Former Marine pleads guilty to killing girlfriend in Panama

Updated
Marine Changes Plea, Admits Killing Girlfriend
Marine Changes Plea, Admits Killing Girlfriend

SAN DIEGO (Reuters) -- A former U.S. marine whose American girlfriend disappeared in 2011 while the couple lived in Panama pleaded guilty on Wednesday to murdering and dismembering her, federal prosecutors said.

Brian Karl Brimager, 39, admitted in U.S. District Court in San Diego that he killed Yvonne Baldelli, 42, in their bedroom, cut her body apart with a machete and hid the remains in the dense jungle where a farm worker found them 21 months later.

According to the 14-page plea agreement, Brimager also admitted that he disposed of a bloody mattress and Baldelli's dogs, then used her ATM card and email accounts to try to convince her family and friends that she was alive and had gone to Costa Rica with another man.

The prosecution by U.S. authorities was unusual, since the murder occurred in Panama and, at the time Brimager was indicted, Baldelli's body had not been found. He was charged under the U.S. Immigration and Nationality Act as a U.S. national accused of murdering another U.S. citizen in a foreign country.

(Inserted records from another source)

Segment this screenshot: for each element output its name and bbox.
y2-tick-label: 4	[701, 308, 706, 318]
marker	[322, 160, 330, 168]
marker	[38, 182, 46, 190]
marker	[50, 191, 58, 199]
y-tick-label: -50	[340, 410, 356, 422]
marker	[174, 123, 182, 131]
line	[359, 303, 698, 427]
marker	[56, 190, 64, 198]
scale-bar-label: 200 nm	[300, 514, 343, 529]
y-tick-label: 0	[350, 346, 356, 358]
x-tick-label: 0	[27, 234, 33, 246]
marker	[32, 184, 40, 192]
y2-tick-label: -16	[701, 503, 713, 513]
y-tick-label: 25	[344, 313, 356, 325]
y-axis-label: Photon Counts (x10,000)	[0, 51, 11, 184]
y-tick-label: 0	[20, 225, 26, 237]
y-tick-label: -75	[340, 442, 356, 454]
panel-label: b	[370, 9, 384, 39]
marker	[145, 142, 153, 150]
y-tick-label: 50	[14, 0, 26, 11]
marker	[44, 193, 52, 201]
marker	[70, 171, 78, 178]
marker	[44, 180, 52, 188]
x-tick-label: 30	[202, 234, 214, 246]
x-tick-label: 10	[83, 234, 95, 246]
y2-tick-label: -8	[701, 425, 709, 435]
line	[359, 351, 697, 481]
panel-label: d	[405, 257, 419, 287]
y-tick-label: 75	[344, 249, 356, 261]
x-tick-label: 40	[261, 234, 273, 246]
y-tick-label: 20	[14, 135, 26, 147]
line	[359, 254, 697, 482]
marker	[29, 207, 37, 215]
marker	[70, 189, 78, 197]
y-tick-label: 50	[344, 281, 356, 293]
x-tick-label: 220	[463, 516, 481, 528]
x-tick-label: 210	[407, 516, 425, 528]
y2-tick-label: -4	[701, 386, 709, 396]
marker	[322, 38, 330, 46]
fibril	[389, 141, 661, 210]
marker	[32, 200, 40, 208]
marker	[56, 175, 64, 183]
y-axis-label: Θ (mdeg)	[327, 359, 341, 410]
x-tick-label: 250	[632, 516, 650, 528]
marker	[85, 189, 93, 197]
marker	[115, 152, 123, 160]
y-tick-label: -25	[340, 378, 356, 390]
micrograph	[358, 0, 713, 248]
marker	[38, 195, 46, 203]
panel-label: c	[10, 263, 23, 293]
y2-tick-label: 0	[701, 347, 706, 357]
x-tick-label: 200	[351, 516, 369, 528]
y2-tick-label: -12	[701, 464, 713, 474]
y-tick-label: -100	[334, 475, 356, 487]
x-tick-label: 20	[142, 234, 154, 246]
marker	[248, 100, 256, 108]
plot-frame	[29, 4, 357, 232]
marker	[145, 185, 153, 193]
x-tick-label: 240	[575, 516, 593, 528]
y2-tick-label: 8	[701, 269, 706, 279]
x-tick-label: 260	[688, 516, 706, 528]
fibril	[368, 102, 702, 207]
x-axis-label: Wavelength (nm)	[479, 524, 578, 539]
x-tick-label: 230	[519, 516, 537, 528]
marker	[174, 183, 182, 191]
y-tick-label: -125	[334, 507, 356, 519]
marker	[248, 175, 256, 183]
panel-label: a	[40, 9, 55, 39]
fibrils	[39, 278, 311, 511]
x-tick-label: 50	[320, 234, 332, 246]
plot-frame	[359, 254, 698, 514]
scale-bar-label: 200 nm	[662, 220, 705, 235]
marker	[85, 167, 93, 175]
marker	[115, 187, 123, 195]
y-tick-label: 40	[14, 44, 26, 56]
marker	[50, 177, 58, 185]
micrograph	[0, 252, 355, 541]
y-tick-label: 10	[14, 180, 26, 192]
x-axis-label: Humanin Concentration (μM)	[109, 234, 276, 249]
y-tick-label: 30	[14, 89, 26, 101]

According to the federal grand jury indictment handed down last year, Baldelli and Brimager had moved to the archipelago of Bocas del Toro from Los Angeles just two months before the murder to get a fresh start. But shortly after they arrived, Brimager began emailing with an ex-girlfriend with whom he had a child, and his relationship with Baldelli soured.

Baldelli's family did not believe that she had left Brimager, and began a quest to bring him to justice. On Wednesday, after Brimager's guilty plea, her family posted on Facebook that their "feelings are indescribable - bittersweet. Finally, the end is in sight."

U.S. Attorney for the Southern District of California Laura Duffy said that Brimager's plea was the result of international cooperation between the Federal Bureau of Investigation and Panamanian authorities.

"Now that Brimager has finally admitted his crime, we hope that the truth, and knowing that their daughter's murderer will serve decades in prison, will give this grieving family a sense of justice and peace," Duffy said in a written statement.

Brimager faces a maximum sentence of life in prison and a $250,000 fine when he is sentenced in May.